Via Appia - Forum

Pełna wersja: Zraniłeś ją
Aktualnie przeglądasz uproszczoną wersję forum. Kliknij tutaj, by zobaczyć wersję z pełnym formatowaniem.
Zraniłeś ją
A teraz czekasz spokojnie
Aż padnie
Jak zwykle ciosy twe celne
Przebiły serce
Oglądasz z uśmiechem szyderczym
Jej konanie
A mówiłeś, że ją kochasz
Nad życie
Powtarzałeś to nawet rzucając oszczepem
W „ukochaną”
Widać lubisz oglądać
Krwawe plamy
Rozrzucone niedbale po jej kruchym ciele
Jesteś mordercą
A chciała, byś był przyjacielem
mnie się bardzo wiersz podoba. Jest dość ostry, owszem, ale podejrzewam, że właśnie o to chodziło. Zraniona dziewczyna opowiada o tym, jak rozpada się na kawałki, kiedy jej świat został zniszczony jedną decyzją drugiego człowieka. W dodatku ta osoba ciągle jest w jej życiu nie dając o sobie zapomnieć. Niezmiennie ją rani, chociażby samą swoją obecnością. W dodatku czerpie z tego przyjemność. Początkowo dziewczyna odczuwa złość, która na koniec utworu przeradza się w bezsilną rezygnację. Łapie się ostatniej deski ratunku - przecież obiecywali sobie przyjaźń. Szary Człowieku, czy nigdy nie przyjaźniłeś się z osobą, którą kochałeś?
Jak to dobrze, że mężczyźni zawsze wiedzą, czego chcą Smile zwłaszcza, kiedy dwóm kobietom jednocześnie mówią, że je kochają. I nie potrafią się zdecydować, którą wybrać. A w dodatku utrzymują to w tajemnicy przez długi czas. Tak, ja też wiem, że przyjaźń z kimś kogo kochasz jest trudna, zwłaszcza, jeśli ta osoba Cię już nie kocha (bądź nigdy nie kochała). Jednak czasami nie możesz zerwać z kimś kontaktu. I właśnie dlatego rozumiem ten wiersz i nie uważam go za bezsensowny.
oczywiście, że można jednocześnie kochać i lubić Smile można kogoś kochać jako partnera, a dodatkowo jeszcze lubić za to jaką jest osobą, lubić poszczególne jego cechy. Miłość jest bardzo silnym uczuciem, nie wszystko w człowieku można kochać. Możesz kochać swoją dziewczynę/żonę, a dodatkowo lubić uczucie, kiedy rano się koło niej budzisz, albo lubić jej uśmiech, czy daną reakcję. A z drugiej strony możesz kogoś kochać a jednocześnie nienawidzić jakiejś cechy. Miłość i przyjaźń, kochanie i lubienie są nierozerwalnie ze sobą połączone.
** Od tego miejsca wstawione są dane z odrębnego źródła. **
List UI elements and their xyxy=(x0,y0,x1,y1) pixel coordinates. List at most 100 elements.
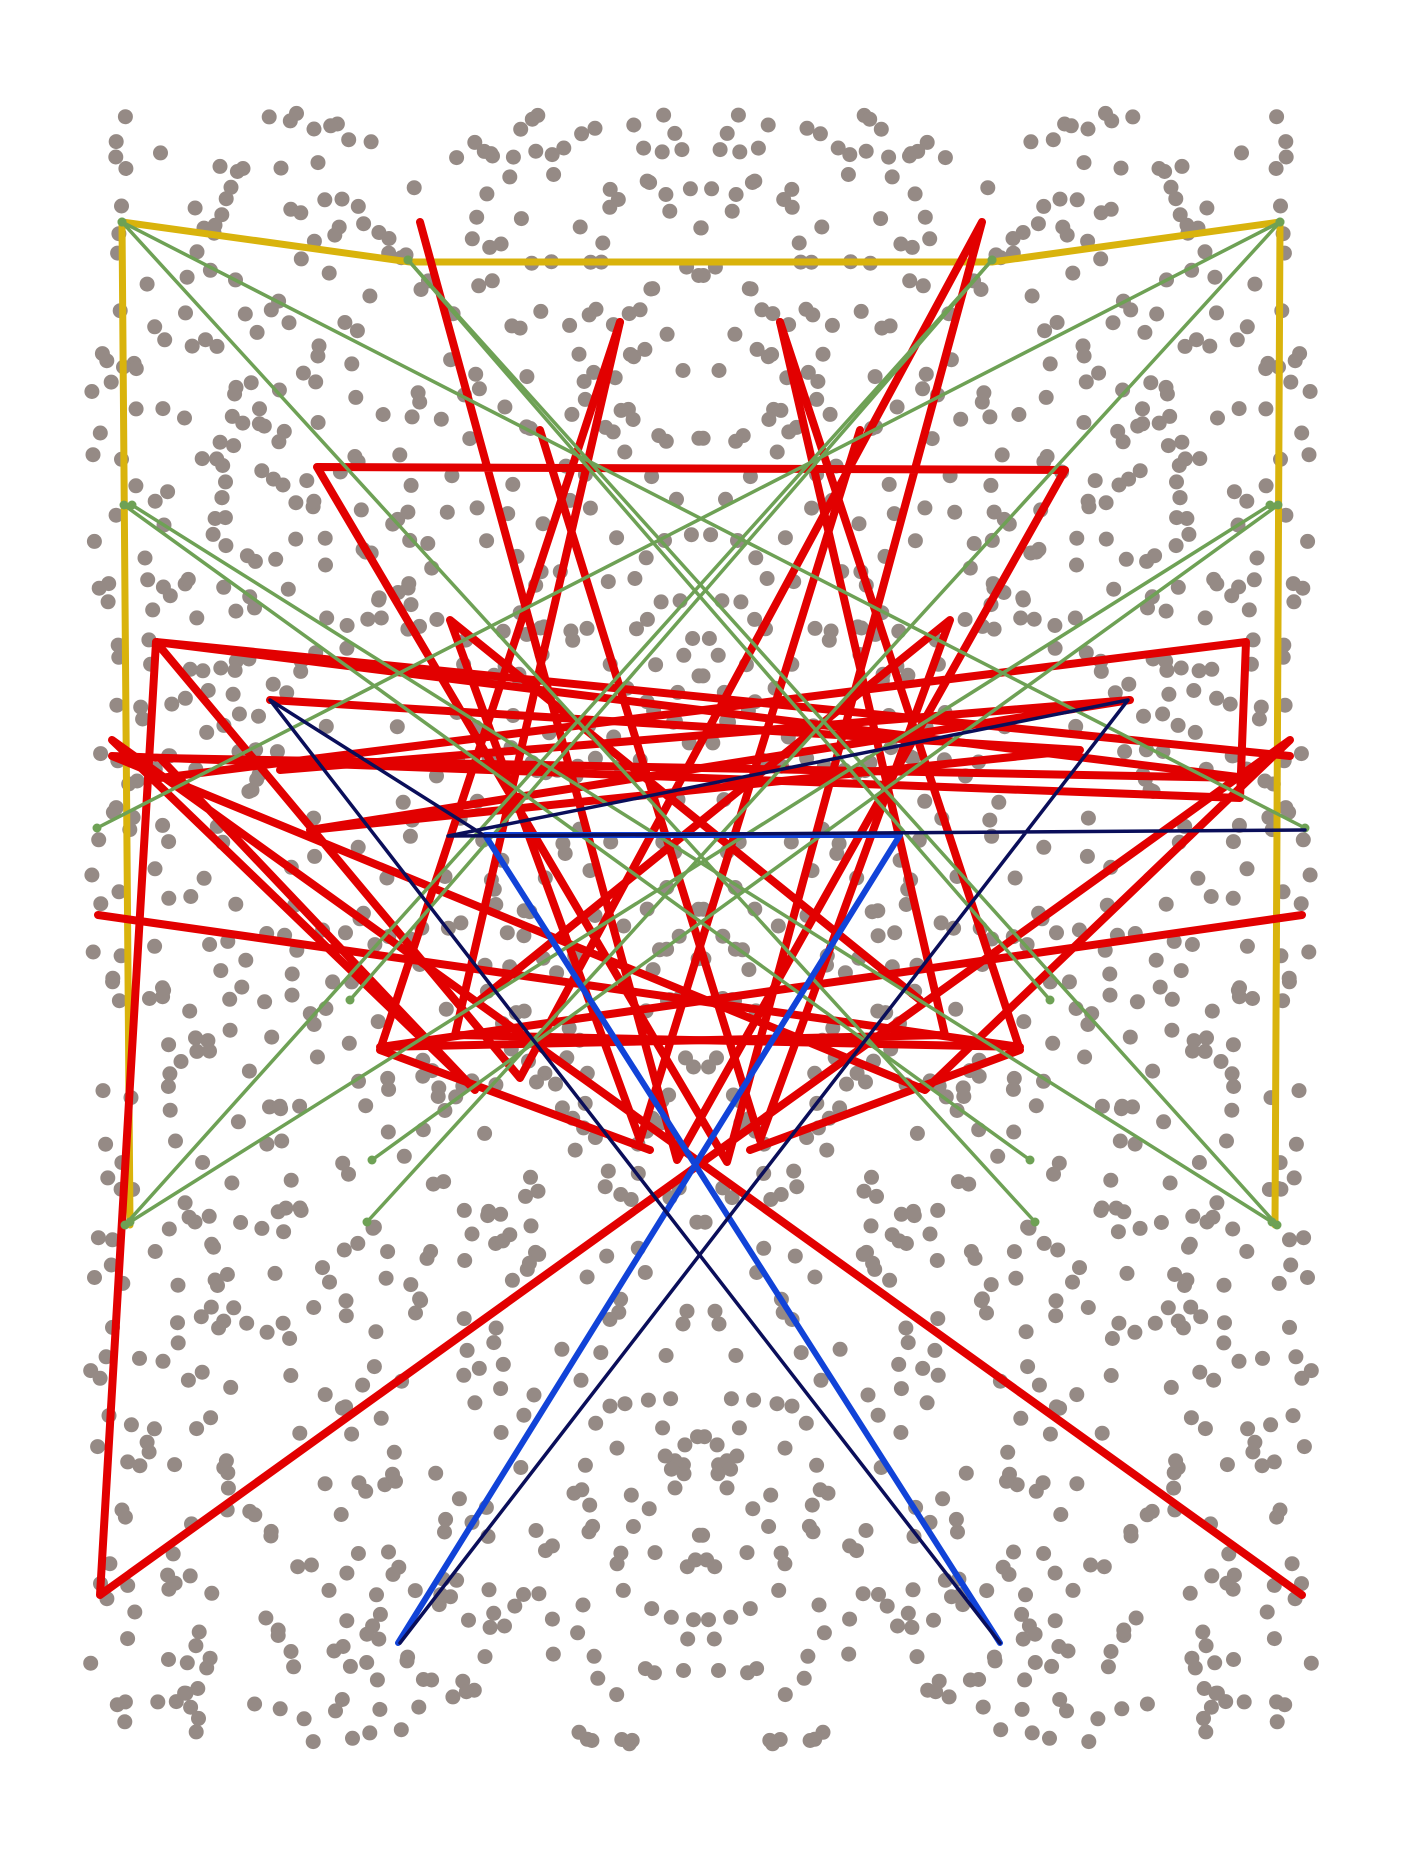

UWAGA! To nie były 3 posty po kolei. Pomiędzy były posty pana, który życzył sobie, by wszelkie jego wpisy z Forum usunięto. // Kot
To ja może sprostuje trochę, dla wyjaśnienia. Otóż też jestem mężczyzną i miłość z przyjaźnią tez była dla mnie nie do pojęcia, ale spotkałem się w życiu z sytuacją, kiedy takie coś miało miejsce. Zagubiona i praktycznie pozbawiona pewności i wiary w siebie dziewczyna spotkała pewnego mężczyznę. On ją kochał mocno, zbyt mocno, ona jego też, ale bojąc się miłości po swoich poprzednich doświadczeniach upatrywała w nim raczej przyjaciela. Wywiązała się z tego dosyć toksyczna w swej postaci znajomość, którą miałem okazje oglądać z bliska. On chciał jej pomóc, przywrócić wiarę w siebie, było to straszliwie trudne. W końcu czując bezsilność zostawił ją i złamał przy tym dwa serca. Smutna i nad wyraz nielogiczna historia, ale czyż miłość kiedykolwiek była logiczna?